Climate Fiction: Wie Science Fiction-Autoren uns in der Klimakrise helfen können ist eine Kurz-Serie aus 5 Artikeln und basiert auf meinem neuen Vortrag “Climate Fiction”.

Teil 1: #Climate Fiction – Fakten und Fiktionen zur Klimakrise

Teil 2: #Climate Fiction – Die Story des nächsten Jahrhunderts

Teil 3: #ClimateFiction – Die Stadt als Keimzentrum neuer Ideen

Die Zukunftsforschung postuliert Urbanität ein weiterhin zunehmender Trend. Bereits heute lebt über die Hälfte der Weltbevölkerung in Städten, die Anzahl der Megacities (Städte mit mehr als 10 Millionen EinwohnerInnen) und der Stadtstaaten soll noch steigen.

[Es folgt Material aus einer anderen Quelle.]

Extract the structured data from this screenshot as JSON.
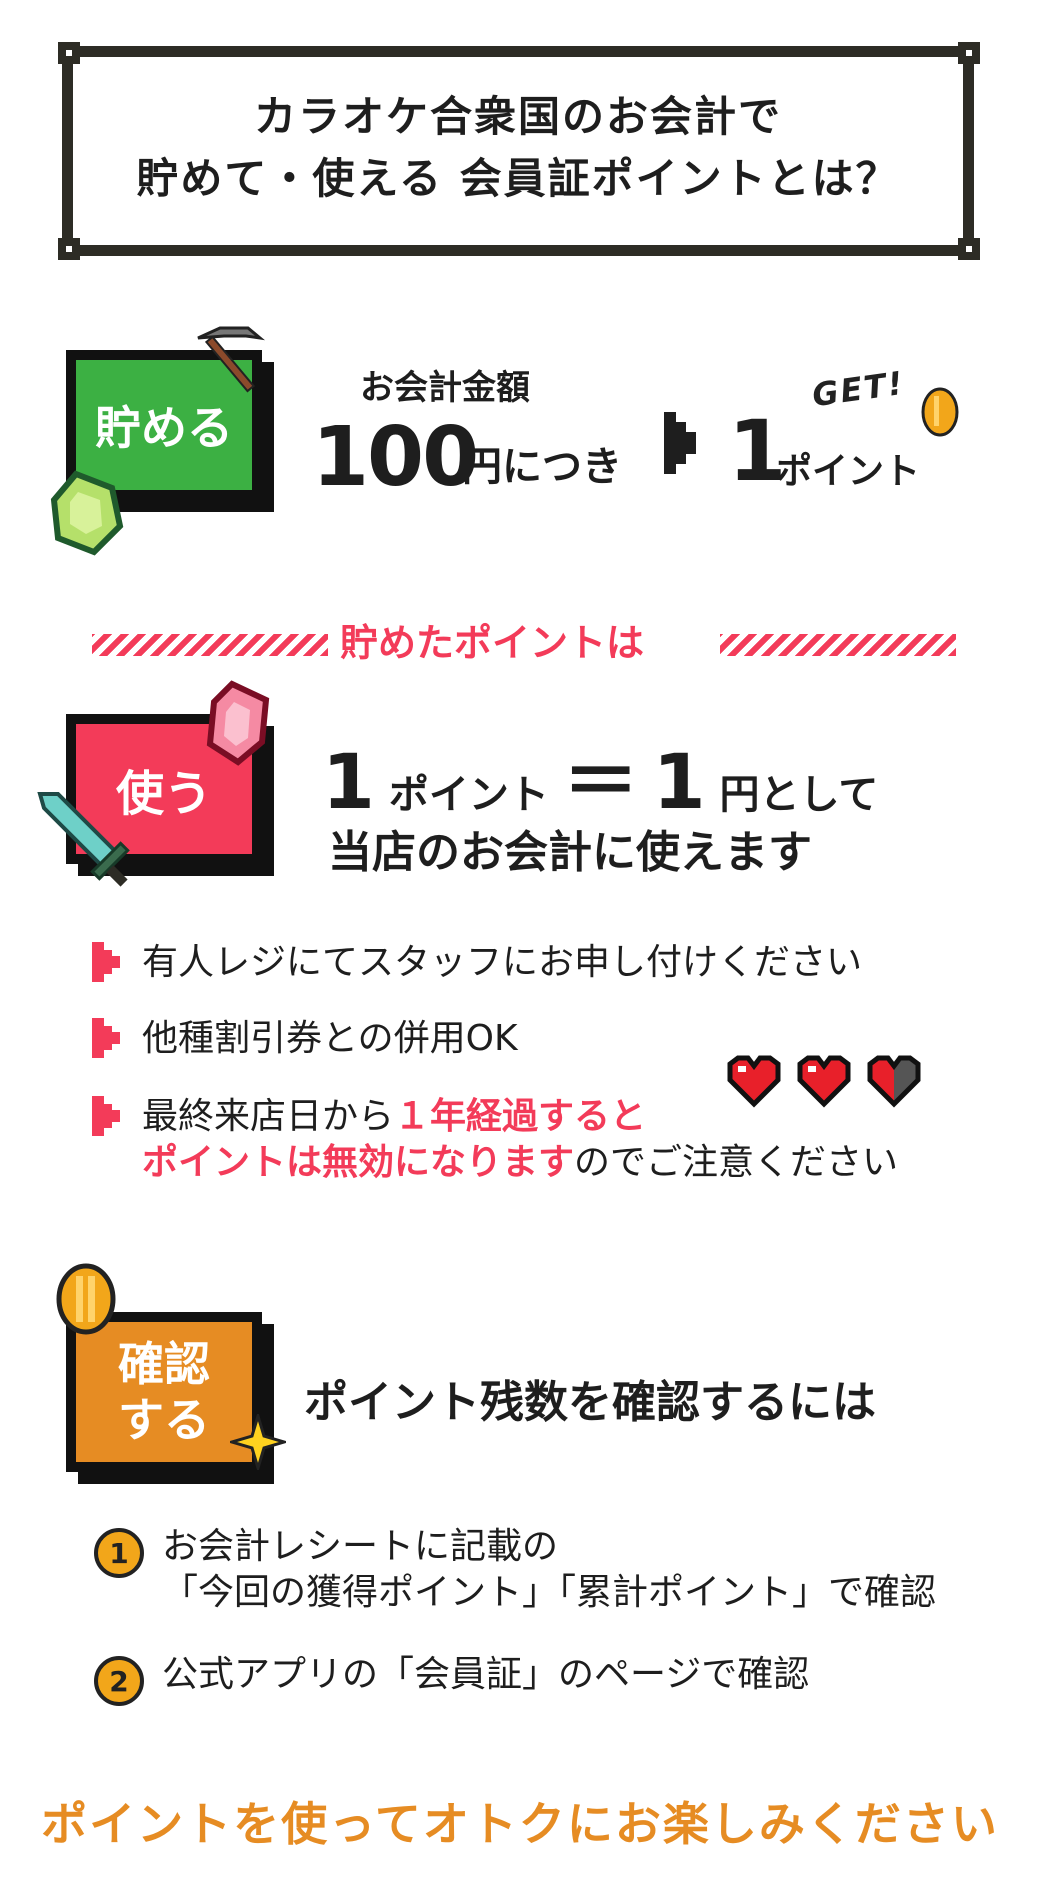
{
  "title": {
    "line1": "カラオケ合衆国のお会計で",
    "line2": "貯めて・使える 会員証ポイントとは？"
  },
  "earn": {
    "badge": "貯める",
    "caption": "お会計金額",
    "amount": "100",
    "amount_unit": "円につき",
    "points": "1",
    "points_unit": "ポイント",
    "get_label": "GET!"
  },
  "divider": {
    "text": "貯めたポイントは"
  },
  "use": {
    "badge": "使う",
    "rate_points": "1",
    "rate_points_unit": "ポイント",
    "equals": "＝",
    "rate_yen": "1",
    "rate_yen_unit": "円として",
    "line2": "当店のお会計に使えます"
  },
  "notes": [
    {
      "text": "有人レジにてスタッフにお申し付けください"
    },
    {
      "text": "他種割引券との併用OK"
    },
    {
      "text_before": "最終来店日から",
      "highlight1": "１年経過すると",
      "highlight2": "ポイントは無効になります",
      "text_after": "のでご注意ください"
    }
  ],
  "check": {
    "badge": "確認する",
    "badge_line1": "確認",
    "badge_line2": "する",
    "heading": "ポイント残数を確認するには",
    "steps": [
      {
        "num": "1",
        "line1": "お会計レシートに記載の",
        "line2": "「今回の獲得ポイント」「累計ポイント」で確認"
      },
      {
        "num": "2",
        "line1": "公式アプリの「会員証」のページで確認"
      }
    ]
  },
  "footer": {
    "text": "ポイントを使ってオトクにお楽しみください"
  },
  "colors": {
    "green": "#3cb043",
    "pink": "#f33b59",
    "orange": "#e68c23",
    "dark": "#2d2c25"
  },
  "icons": [
    "pickaxe-icon",
    "green-gem-icon",
    "coin-icon",
    "arrow-icon",
    "red-gem-icon",
    "sword-icon",
    "heart-icon",
    "coin-icon",
    "sparkle-icon"
  ]
}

Urbanität ist also nicht zufällig ein wichtiges Element vieler Science Fiction- oder auch Climate Fiction-Stories, ob als Settings oder Sehnsuchtsziele. Städte sind dauerhaft und weithin sichtbare Landmarken, sie überdauern oft Jahrhunderte oder Jahrtausende an der gleichen Stelle. Die urbane Keimzelle ist meist ein Ort mit strategisch günstiger Lage – in einer fruchtbaren Umgebung, mit Zugang zu Wasser, nahe an Handelswegen zu Land oder zur See, spiritueller Bedeutung oder ähnlichen Bedingungen.
Städte existieren auch weiter, nachdem sie von Menschen verlassen wurden, ihre Infrastruktur bleibt nutzbar. Die Siedlungsgeschichte vieler heutiger Städte reicht zurück bis in die prähistorische Zeiten der Jungsteinzeit oder der Eisenzeit, wie etwa New York, Hamburg, London oder Mexiko-City. Das macht sie gerade für in der Zukunft angesiedelte Climate Fiction-Szenarien besonders wichtig.

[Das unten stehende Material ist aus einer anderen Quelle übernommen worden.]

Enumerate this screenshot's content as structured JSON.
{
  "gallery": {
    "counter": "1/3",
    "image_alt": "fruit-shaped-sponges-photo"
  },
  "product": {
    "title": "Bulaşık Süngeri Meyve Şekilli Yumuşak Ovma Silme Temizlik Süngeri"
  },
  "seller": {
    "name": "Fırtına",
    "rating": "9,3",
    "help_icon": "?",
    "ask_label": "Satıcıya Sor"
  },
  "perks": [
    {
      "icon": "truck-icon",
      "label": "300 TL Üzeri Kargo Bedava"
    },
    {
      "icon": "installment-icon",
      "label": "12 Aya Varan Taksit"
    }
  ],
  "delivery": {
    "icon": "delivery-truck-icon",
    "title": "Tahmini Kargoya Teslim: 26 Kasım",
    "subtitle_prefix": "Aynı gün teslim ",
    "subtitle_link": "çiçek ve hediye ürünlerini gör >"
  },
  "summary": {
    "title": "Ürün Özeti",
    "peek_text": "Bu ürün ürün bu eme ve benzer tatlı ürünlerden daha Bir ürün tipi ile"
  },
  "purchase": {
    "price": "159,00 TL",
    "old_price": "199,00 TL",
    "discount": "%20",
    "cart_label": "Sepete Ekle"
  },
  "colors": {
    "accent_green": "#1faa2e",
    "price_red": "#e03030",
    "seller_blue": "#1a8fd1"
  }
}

Thermale Karte von Atlanta (NASA: On May 11-12, 1997, NASA used a specially outfitted Lear Jet to collect thermal data on metropolitan Atlanta, Georgia. Nicknamed “Hot-Lanta” by some of its residents, the city saw daytime air temperatures of only about 26.7 degrees Celsius (80 degrees Fahrenheit) on those days, but some of its surface temperatures soared to 47.8 degrees Celsius (118 degrees Fahrenheit). In this image, blue shows cool temperatures and red shows warm temperatures. Pockets of especially hot temperatures appear in white. (Image courtesy NASA/Goddard Space Flight Center Scientific Visualization Studio.) Image obtained from NASA Earth Observatory webpage — Ryanjo). (Wikipedia: Urban heat island)

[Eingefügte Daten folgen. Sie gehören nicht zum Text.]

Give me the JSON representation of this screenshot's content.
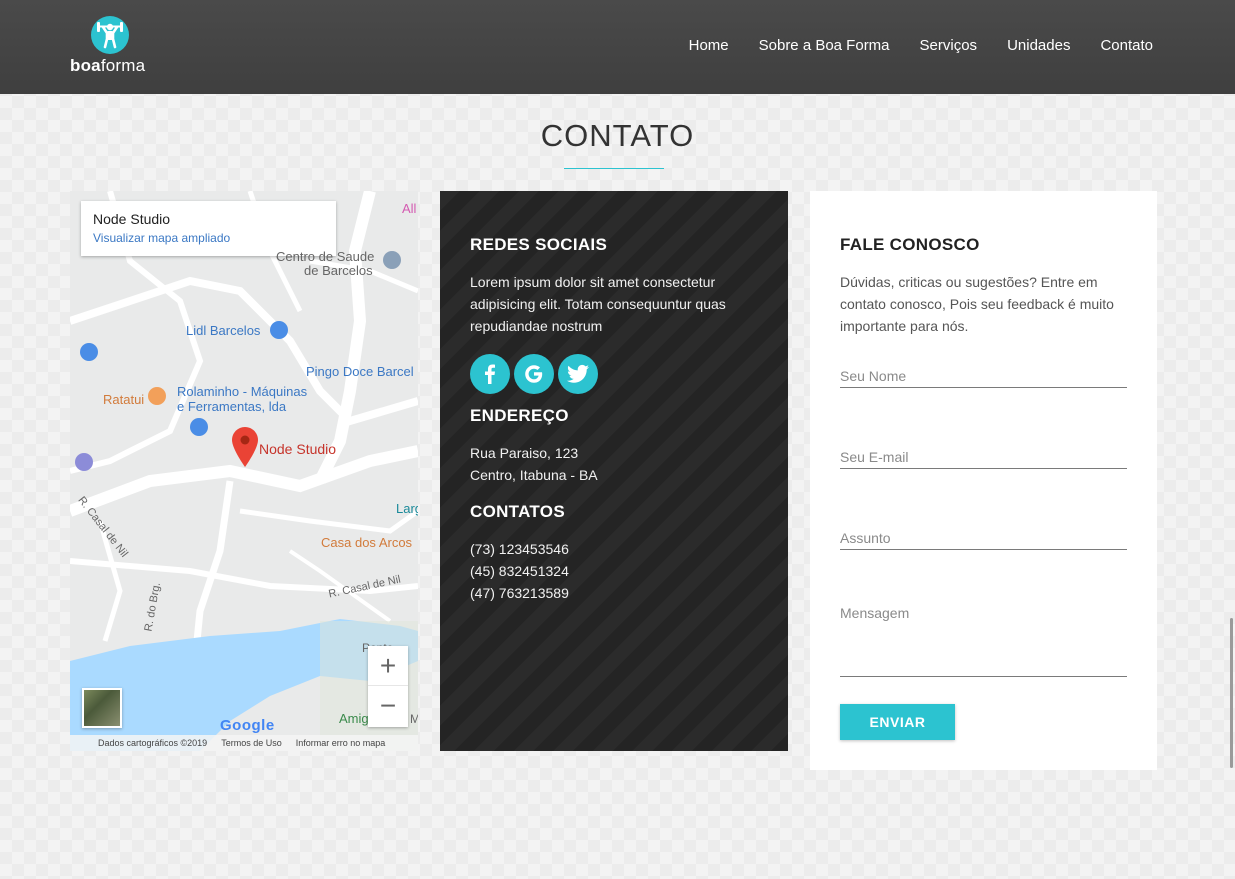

Städte tragen sind Mit-Verursacher der Klimakrise und leiden gleichzeitig  Städte viel stärker als ländliche Räume unter der globalen Klimakrise: Starkregen kann in ihren Beton-, Asphalt-, Stein- und Glasstrukturen nicht versickern. Extreme Wetterlagen wie Überschwemmungen, Sturm oder Schnee treffen die Infrastruktur der Städte besonders empfindlich und legen sie für Stunden oder Tage lahm. Luftverschmutzung durch Abgase oder entfernte Brände in Wäldern oder Mooren sorgen gerade in den Städten für signifikante gesundheitliche Probleme. Die schlimmste Gefahr aber ist die Hitze: Die steinernen Städte heizen sich extrem auf, es gibt viel zu wenige kühlende Grün- und Wasserflächen – sie sind urbane Hitzeinseln. So rufen immer mehr Städte weltweit den Hitzenotstand aus – New York erstmals 2006. In Deutschland erklären zunehmen Städte und Gemeinden den Klimanotstand und versuchen so auf kommunaler Basis, den Klimaschutz aktiv voranzutreiben und gegen die Untätigkeit auf Landes- und Bundesebene zumindest ein Zeichen zu setzen.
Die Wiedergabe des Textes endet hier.